Monday, 28 September 2009

58. 10 Songs inspired by a Buckley

I Never Asked To Be Your Mountain - Tim Buckley
Eternal Flame - Joan as Policewoman
Just Like Anyone - Aimee Mann
Grace - King Creosote
You Were Right - Badly Drawn Boy
Memphis Skyline - Rufus Wainwright
Try Not to Think About It - Juliana Hatfield
Memphis - PJ Harvey
Dream Letter - Tim Buckley
Dream Brother - Jeff Buckley

And you could add to that all those average songs since then by British indie bands with high-voiced singers. JJ72? Funnily enough, I have nothing against Coldplay, but when they came out, before I'd heard them, I'd seen them being compared to Jeff Buckley, so was interested. When I first heard Shiver on the radio, I thought I'd just heard the new Shed Seven single. Chris Martin's not a terrible singer, but he's not Jeff Buckley. Buckley was also, I gather, an influence on Thom Yorke's singing of Fake Plastic Trees, which is a Radiohead song I rather like.
Anyway, I suppose everyone's a bit over the Buckleys now, aren't they? They had their time at the turn of the century, when there was a lot of Tim Buckley in the press. I even went to a Tim Buckley tribute concert at the RFH where various middle-ranking British stars paid their respects and did a version of one of his songs.
There was also a tribute album a few years pack, the best of which is, I think, King Creosote's version of Grace (above) which he really reshapes and makes suitable for the human (not superhuman) voice. Grace is my favourite Jeff Buckley song. Even now, it's incredible to listen to, it's his most stunning vocal tour de force, and just such a well-crafted song.
It took a while to realise that I don't particularly like Tim Buckley. His voice and his lyrics are often rather hammy. There are some pretty ones, mind, but i bet Jeff Buckley's version of I Never Asked To Be your Mountain which he sang in New York in the early 90s was the best one ever.
I do, after all, remain a big Jeff Buckley fan. I think Grace is a classic album and I think the next one would have been class too. Strangely, besides Hallelujah, my early favourite Jeff Buckley songs (I, like most people, became a fan after death, though i remember reading about him when he was promoting Grace) were The Sky is a Landfill and Morning Theft on the sketches album.
The story is eerie, i guess, and has been played up that way, with a joint biography drawing parallels between father and son, and the songs they wrote for each other decades apart.
Anyway, i thought it would be naff for me to write about Jeff Buckley (though i suspect there are one or two such atrocities in my past) so i tried to be more vague and just start with the line "sketches of your sweetheart" and go from there. I think, sometimes, though, I find it hard not to stick to a script which I don't want to stick to. This isn't about Jeff Buckley but i wish i could have gone further off-topic.

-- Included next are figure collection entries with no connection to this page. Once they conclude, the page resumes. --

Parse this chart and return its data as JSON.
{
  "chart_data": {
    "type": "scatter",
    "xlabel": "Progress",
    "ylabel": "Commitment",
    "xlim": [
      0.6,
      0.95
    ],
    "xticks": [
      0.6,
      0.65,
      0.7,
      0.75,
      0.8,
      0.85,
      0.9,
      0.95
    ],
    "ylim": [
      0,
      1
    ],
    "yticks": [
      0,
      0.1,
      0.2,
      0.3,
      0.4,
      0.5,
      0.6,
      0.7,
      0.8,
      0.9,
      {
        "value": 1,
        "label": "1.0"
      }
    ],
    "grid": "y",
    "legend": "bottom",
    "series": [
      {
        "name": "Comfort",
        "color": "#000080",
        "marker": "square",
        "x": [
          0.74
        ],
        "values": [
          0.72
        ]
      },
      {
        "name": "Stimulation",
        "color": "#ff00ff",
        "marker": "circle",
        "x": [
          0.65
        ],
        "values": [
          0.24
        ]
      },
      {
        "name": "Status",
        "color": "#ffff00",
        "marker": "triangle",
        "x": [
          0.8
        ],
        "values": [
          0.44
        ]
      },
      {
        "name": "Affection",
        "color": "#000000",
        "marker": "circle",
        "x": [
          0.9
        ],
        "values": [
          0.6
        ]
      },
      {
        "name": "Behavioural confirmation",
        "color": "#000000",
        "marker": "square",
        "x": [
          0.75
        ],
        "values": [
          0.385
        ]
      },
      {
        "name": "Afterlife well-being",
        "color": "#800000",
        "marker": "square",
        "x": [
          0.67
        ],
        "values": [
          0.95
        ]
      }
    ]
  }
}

"I'm not drowning, I'm waving" I heard you say too often -
drawing too much attention to the clown behind the tears

It's always been too easy to push your own enigma
with weak impersonations of furies, wolves and queens

I can't say I remember I ever heard you howling though
I've learnt it turned from party piece to perceived cri-de-coeur

You won't make me feel guilty - I don't care about history
I'll live with all the hatemail, 'cause i know what I saw

Though I may remain baffled by endless loves engendered
I can applaud your effort to play the part intended

sitting in a strip club lunchtime after lunchtime
and all you could produce were sketches of your sweetheart

This is my fitting tribute - not war cry or confession,
nor trilling imitation of adolescent excesses

If all those tears are genuine there's something I am missing
so I'll keep my snakes well hidden and toast unlived potential.

1 comment:

  1. I think this is great, but doesn't the person addressed by "you" suddenly change between verses five and six? Nice and minimalist though, but maybe I just think that because all the verses are two lines.